Laconica processione, nel confronto con tutto ciò, alla luce di tali eventi, fu quella che vide accompagnati gli undici della Jol’Ange, più il loro carceriere, sempre più in profondità entro le spire di quell’enorme mostro rappresentato, idealmente e praticamente, dall’isola di Rogautt e dalle centinaia di navi lì attorno ormeggiate, navi che, se pur si aprirono innanzi alla loro pura, si richiusero rapidamente a poppavia, simili a gigantesche fauci di un’orrida creatura mitologica dal quale non avrebbero potuto, in fede, sperare di salvarsi, credere di sopravvivere. Non un mostro, non una creatura, tuttavia, quell’isola era, né erano quelle navi che, per quanto numerose ed equipaggiate da molti più pirati di quanti nessuno avrebbe avuto desio di conteggiare, di censire: quanto lì attorno loro presentato, in un frangente pur potenzialmente disperato, nulla di più e nulla di meno dell’opera dell’uomo avrebbe dovuto essere riconosciuto essere, un’opera che, così come era stata edificata, avrebbe potuto essere parimenti distrutta, avrebbe potuto essere rasa al suolo, destinata comunque, presto o tardi, a essere spazzata via, nella fragile precarietà tipica di qualunque mortale. E laddove, fosse lì stato presente effettivamente uno smisurato mostro, una creatura mitologica di dimensioni tali da poter inglobare al proprio interno, per intero, l’intera Jol’Ange con tutto il proprio equipaggio, non maggiore esitazione, non un più vivace timore per il loro futuro sarebbe stato loro riservato, nell’aver già affrontato, e vinto, esseri d’ogni forma, dimensione e natura; ancor meno ansia, ancor meno ragione di scoramento, avrebbe potuto essere loro riservata da un semplice, numeroso, certo, e pur semplice esercito di uomini e donne mortali, per distruggere completamente il quale, se fosse stata effettivamente loro intenzione, avrebbero dovuto spendere molto tempo, in un intendo che pur, ciò non di meno, avrebbero potuto riuscire a condurre a compimento.

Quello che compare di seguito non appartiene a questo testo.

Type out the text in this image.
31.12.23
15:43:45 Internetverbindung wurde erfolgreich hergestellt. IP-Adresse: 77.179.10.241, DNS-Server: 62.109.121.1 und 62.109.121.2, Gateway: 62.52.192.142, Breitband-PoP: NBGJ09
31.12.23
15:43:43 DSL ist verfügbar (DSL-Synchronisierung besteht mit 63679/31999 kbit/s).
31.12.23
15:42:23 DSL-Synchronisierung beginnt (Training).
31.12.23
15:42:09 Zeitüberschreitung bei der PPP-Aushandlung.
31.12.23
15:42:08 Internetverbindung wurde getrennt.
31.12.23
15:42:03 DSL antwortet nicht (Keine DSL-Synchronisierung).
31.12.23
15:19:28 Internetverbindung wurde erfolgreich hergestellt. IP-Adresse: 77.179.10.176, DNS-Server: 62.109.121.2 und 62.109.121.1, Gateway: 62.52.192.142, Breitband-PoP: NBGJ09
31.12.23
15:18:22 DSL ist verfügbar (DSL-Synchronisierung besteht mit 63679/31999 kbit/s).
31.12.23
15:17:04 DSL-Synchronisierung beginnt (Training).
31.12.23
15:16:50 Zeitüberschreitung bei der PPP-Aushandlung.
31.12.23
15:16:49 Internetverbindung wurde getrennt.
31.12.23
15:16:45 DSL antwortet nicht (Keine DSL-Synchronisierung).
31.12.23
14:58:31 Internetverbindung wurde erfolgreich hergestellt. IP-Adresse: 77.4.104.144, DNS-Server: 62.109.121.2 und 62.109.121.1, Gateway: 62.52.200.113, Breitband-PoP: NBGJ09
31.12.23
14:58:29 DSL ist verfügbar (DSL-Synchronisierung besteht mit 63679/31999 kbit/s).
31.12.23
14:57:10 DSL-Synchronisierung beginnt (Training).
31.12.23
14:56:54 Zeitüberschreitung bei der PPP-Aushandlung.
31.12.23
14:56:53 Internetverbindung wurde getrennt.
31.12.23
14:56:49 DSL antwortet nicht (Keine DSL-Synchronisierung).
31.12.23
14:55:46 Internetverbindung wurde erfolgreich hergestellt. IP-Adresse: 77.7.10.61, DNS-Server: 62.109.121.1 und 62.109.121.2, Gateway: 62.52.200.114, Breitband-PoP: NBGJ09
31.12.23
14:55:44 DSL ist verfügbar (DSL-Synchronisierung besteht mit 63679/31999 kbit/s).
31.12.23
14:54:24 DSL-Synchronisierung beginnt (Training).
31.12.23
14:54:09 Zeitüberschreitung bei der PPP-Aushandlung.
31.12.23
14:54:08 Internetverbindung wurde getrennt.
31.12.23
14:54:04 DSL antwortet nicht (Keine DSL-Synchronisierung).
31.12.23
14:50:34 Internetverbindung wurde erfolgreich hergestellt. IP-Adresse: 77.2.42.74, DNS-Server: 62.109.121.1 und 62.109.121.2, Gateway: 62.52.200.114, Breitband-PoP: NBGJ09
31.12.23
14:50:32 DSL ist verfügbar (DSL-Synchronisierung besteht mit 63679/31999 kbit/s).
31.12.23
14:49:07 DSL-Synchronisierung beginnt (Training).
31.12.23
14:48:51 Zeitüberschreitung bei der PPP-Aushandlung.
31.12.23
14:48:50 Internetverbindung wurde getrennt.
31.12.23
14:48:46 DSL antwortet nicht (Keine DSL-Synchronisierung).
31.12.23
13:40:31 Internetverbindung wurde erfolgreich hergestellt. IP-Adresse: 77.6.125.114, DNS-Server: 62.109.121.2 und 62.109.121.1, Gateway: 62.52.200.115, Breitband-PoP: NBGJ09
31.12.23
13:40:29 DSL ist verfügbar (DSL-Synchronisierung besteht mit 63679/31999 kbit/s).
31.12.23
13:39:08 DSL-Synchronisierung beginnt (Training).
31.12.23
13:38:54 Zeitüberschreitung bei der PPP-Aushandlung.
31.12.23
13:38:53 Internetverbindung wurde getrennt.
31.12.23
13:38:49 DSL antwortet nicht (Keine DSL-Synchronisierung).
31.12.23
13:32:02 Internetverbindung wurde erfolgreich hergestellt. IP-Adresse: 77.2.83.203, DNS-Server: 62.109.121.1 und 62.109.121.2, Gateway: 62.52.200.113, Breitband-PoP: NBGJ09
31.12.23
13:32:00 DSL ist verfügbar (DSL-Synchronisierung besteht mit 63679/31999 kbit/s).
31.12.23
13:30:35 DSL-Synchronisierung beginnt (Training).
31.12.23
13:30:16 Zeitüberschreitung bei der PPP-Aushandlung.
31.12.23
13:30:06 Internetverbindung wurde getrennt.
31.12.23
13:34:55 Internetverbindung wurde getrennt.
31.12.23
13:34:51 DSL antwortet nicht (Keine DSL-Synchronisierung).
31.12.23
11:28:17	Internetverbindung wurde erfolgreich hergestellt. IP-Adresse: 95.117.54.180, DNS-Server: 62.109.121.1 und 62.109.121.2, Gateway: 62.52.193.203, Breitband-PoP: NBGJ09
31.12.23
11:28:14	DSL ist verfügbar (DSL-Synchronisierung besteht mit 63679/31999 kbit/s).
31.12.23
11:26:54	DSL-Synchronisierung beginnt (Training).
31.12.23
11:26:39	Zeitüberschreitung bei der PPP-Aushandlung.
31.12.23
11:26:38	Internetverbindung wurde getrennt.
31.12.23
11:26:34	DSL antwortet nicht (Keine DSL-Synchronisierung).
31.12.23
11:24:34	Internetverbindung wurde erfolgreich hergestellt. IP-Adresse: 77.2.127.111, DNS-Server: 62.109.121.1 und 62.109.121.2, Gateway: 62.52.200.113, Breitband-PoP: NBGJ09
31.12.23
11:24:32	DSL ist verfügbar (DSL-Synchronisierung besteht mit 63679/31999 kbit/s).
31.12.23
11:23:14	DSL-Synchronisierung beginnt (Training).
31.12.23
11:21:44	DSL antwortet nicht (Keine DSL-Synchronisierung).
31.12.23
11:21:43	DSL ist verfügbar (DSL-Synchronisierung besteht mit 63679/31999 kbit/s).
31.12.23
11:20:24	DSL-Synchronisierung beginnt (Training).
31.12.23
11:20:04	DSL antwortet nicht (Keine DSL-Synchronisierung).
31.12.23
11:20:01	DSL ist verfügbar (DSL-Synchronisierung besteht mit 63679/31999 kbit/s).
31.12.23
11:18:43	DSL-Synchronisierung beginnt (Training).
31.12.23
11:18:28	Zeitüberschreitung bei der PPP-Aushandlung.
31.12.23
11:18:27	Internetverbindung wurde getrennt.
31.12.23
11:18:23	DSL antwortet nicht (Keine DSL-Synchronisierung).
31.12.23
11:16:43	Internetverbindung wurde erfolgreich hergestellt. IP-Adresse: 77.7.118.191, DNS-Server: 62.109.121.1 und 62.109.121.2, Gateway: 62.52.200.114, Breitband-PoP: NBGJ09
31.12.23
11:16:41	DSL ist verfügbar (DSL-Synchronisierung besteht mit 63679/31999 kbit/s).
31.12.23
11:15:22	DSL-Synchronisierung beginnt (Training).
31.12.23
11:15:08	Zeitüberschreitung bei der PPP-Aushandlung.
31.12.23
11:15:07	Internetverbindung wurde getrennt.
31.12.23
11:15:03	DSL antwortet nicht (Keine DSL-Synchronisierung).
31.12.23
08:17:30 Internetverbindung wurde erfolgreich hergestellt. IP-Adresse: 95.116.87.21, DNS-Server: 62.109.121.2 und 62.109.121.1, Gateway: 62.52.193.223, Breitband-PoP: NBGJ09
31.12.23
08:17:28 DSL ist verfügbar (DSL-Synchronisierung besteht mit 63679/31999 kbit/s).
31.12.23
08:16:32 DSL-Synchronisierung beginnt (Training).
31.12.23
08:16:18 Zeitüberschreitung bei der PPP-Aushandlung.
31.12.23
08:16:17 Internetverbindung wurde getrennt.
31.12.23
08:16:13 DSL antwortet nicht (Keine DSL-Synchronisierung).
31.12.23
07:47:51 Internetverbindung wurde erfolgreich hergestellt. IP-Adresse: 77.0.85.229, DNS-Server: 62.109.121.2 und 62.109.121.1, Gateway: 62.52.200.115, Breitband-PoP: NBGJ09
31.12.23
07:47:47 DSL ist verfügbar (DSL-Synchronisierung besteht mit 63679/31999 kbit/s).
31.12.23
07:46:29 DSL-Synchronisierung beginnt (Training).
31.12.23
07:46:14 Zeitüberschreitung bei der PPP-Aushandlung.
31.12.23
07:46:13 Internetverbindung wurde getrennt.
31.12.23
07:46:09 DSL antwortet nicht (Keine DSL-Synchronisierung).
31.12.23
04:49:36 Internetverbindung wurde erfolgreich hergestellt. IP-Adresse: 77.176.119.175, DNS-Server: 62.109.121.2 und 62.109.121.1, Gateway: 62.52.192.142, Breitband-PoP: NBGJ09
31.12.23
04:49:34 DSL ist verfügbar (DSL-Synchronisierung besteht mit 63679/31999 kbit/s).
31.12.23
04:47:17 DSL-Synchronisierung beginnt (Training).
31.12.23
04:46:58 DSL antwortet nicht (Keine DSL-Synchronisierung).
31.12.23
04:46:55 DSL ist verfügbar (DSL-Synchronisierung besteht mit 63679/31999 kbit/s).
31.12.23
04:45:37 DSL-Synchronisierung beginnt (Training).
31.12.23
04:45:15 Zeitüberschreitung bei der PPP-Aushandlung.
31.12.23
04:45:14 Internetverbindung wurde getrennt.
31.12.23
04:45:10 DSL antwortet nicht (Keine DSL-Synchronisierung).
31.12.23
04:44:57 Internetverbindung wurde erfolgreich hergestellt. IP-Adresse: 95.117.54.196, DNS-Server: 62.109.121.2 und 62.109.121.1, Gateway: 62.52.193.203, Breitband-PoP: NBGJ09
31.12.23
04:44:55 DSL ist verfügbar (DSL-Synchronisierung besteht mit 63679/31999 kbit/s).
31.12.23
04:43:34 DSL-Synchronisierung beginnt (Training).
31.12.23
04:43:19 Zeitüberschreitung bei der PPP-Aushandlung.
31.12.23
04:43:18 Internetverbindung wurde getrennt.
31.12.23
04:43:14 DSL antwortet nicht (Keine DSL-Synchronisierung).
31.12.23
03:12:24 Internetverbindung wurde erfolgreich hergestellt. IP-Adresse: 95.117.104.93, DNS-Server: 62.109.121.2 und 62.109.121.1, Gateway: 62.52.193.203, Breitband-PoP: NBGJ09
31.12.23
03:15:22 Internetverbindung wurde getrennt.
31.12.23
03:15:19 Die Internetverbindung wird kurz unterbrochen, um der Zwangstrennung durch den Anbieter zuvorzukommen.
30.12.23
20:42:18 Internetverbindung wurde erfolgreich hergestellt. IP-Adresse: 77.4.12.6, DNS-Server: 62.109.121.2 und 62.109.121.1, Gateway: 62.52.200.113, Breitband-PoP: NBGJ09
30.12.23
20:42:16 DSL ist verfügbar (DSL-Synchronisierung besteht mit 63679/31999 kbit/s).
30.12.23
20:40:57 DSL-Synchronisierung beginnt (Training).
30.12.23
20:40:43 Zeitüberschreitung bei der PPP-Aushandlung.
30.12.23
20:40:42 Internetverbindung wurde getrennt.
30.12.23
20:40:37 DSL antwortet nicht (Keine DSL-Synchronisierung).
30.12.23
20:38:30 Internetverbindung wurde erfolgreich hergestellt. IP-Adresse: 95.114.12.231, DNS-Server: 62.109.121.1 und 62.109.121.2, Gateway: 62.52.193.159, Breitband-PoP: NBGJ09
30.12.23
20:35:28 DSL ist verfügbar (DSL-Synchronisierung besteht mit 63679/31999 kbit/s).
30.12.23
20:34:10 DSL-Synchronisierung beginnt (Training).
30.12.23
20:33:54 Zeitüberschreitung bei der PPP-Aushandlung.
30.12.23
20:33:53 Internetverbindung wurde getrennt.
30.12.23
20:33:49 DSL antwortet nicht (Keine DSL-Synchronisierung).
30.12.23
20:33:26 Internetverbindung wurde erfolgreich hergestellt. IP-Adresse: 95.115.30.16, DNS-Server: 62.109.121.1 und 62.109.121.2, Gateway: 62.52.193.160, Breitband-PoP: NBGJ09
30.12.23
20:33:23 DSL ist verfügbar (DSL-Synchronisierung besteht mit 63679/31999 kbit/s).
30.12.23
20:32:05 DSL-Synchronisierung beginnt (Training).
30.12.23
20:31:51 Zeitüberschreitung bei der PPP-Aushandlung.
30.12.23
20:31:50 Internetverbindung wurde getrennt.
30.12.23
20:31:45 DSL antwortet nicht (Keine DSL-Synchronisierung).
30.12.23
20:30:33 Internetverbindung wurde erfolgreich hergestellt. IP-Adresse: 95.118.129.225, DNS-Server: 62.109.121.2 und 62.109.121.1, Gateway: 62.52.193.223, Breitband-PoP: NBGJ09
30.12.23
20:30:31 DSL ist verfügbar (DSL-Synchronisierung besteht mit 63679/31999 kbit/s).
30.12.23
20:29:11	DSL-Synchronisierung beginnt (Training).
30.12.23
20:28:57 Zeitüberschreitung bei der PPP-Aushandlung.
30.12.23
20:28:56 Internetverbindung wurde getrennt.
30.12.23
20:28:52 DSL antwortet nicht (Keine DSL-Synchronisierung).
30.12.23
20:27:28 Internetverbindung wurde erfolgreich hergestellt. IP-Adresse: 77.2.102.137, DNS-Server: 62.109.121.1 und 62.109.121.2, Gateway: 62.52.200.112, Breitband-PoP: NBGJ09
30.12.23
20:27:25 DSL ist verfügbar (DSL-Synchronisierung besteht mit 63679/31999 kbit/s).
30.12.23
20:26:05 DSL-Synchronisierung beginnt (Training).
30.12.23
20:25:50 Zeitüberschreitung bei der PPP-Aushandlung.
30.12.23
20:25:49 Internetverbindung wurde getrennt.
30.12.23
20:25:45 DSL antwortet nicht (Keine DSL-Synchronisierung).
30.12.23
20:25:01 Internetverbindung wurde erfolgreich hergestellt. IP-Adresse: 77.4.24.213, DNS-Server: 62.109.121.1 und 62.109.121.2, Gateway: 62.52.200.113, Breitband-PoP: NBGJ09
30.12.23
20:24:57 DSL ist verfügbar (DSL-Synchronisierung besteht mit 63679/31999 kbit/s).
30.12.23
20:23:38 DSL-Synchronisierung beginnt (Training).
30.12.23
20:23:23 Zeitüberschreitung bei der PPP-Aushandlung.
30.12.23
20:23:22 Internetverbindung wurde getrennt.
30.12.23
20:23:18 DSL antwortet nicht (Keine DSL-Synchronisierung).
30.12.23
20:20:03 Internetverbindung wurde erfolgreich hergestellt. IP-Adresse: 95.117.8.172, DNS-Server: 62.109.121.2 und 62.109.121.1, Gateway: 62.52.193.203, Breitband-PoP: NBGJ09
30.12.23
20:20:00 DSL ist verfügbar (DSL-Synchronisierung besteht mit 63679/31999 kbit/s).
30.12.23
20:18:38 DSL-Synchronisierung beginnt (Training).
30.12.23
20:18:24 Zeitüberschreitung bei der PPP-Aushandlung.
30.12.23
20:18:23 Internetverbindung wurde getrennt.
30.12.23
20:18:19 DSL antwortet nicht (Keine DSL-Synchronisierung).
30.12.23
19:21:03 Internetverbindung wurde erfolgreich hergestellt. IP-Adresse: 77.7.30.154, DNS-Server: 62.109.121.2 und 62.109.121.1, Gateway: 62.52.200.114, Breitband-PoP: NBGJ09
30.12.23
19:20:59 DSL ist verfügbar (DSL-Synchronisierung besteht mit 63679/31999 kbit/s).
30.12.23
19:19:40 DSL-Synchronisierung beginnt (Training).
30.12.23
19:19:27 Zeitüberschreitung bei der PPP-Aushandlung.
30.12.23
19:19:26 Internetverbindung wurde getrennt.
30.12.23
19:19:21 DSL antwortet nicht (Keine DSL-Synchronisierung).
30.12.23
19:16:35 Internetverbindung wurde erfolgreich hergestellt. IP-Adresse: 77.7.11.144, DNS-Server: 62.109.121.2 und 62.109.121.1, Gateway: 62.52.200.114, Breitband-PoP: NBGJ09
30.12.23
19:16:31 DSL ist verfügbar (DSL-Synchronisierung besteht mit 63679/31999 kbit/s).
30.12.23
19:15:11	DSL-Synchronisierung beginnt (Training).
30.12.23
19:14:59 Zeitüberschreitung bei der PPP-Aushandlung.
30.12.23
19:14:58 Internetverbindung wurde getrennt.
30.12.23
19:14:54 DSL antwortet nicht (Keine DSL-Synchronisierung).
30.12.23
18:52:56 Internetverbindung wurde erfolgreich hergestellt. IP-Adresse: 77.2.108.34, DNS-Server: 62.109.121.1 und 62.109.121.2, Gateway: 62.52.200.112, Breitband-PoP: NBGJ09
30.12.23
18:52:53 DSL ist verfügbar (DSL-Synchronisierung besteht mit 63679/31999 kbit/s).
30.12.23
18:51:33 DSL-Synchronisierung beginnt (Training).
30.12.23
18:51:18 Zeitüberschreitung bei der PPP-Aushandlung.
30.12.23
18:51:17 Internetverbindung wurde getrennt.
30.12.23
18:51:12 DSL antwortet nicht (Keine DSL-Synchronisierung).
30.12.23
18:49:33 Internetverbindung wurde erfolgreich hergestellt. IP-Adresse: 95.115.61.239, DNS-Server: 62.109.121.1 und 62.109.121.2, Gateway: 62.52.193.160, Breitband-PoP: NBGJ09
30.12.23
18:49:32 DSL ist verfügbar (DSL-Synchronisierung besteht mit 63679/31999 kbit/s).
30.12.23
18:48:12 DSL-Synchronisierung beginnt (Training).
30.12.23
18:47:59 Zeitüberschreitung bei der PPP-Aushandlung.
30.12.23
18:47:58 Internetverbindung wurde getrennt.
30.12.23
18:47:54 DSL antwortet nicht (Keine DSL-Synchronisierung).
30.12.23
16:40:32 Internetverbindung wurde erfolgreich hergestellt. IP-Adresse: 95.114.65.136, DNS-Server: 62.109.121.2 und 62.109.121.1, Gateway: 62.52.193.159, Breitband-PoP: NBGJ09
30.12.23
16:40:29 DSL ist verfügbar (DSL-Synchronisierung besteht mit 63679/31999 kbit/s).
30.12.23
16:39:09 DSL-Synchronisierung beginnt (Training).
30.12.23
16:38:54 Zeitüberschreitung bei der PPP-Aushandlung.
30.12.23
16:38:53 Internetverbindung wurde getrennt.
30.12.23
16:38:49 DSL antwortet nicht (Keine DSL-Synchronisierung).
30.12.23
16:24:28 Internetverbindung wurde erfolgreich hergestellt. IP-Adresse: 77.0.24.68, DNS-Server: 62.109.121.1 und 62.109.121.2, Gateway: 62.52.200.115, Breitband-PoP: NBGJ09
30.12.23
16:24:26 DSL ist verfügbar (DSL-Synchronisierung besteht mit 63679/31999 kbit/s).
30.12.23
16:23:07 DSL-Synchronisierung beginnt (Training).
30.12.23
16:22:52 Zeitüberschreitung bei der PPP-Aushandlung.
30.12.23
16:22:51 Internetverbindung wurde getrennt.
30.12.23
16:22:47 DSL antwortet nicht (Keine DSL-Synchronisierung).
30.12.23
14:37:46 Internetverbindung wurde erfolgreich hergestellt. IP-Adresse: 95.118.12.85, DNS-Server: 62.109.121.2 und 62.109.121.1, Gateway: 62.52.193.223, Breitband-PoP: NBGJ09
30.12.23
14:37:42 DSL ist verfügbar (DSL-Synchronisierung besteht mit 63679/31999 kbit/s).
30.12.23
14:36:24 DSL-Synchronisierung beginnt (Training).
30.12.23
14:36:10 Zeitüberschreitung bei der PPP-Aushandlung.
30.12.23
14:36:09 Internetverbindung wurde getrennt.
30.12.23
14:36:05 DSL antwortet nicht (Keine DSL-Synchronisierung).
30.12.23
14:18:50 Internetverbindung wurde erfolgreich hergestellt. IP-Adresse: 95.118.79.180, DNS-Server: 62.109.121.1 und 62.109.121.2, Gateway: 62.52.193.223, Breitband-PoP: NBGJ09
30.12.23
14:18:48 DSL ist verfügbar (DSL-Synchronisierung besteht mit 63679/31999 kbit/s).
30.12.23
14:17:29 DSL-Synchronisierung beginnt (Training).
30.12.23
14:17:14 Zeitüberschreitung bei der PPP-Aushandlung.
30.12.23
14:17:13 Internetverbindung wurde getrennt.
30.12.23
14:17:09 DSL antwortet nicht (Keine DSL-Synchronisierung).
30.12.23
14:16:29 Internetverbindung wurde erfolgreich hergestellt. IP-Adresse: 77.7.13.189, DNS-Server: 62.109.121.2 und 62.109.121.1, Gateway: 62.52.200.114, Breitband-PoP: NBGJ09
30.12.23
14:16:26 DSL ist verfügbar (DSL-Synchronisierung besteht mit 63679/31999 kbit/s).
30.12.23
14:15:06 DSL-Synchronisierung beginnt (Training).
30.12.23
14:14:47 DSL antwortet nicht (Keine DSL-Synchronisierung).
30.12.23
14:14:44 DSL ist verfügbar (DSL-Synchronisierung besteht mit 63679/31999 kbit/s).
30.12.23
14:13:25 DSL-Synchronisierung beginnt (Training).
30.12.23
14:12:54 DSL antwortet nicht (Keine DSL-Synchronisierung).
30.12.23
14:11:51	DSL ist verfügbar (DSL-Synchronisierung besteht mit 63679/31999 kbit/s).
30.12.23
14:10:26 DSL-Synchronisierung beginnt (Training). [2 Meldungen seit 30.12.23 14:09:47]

Al centro d’ogni preoccupazione per la Figlia di MarrMahew e per i suoi dieci compagni e compagne, per coloro che avevano accettato di condividere, in quel giorno, in quel momento, la sua sorte, qualunque essa sarebbe stata, non avrebbe quindi dovuto essere inteso tanto quella flotta, o tutti i pirati che ancora avrebbero potuto attenderli per le vie di Rogautt. Perché tanto la mercenaria, quanto tutti gli altri, erano più che consapevoli di quanto il vero nemico, il vero mostro, avrebbe allor dovuto essere ricercato non tanto all’esterno dell’isola, quanto nel profondo del suo stesso cuore, il cuore pulsante attorno al quale tutto orbitava… Nissa Bontor.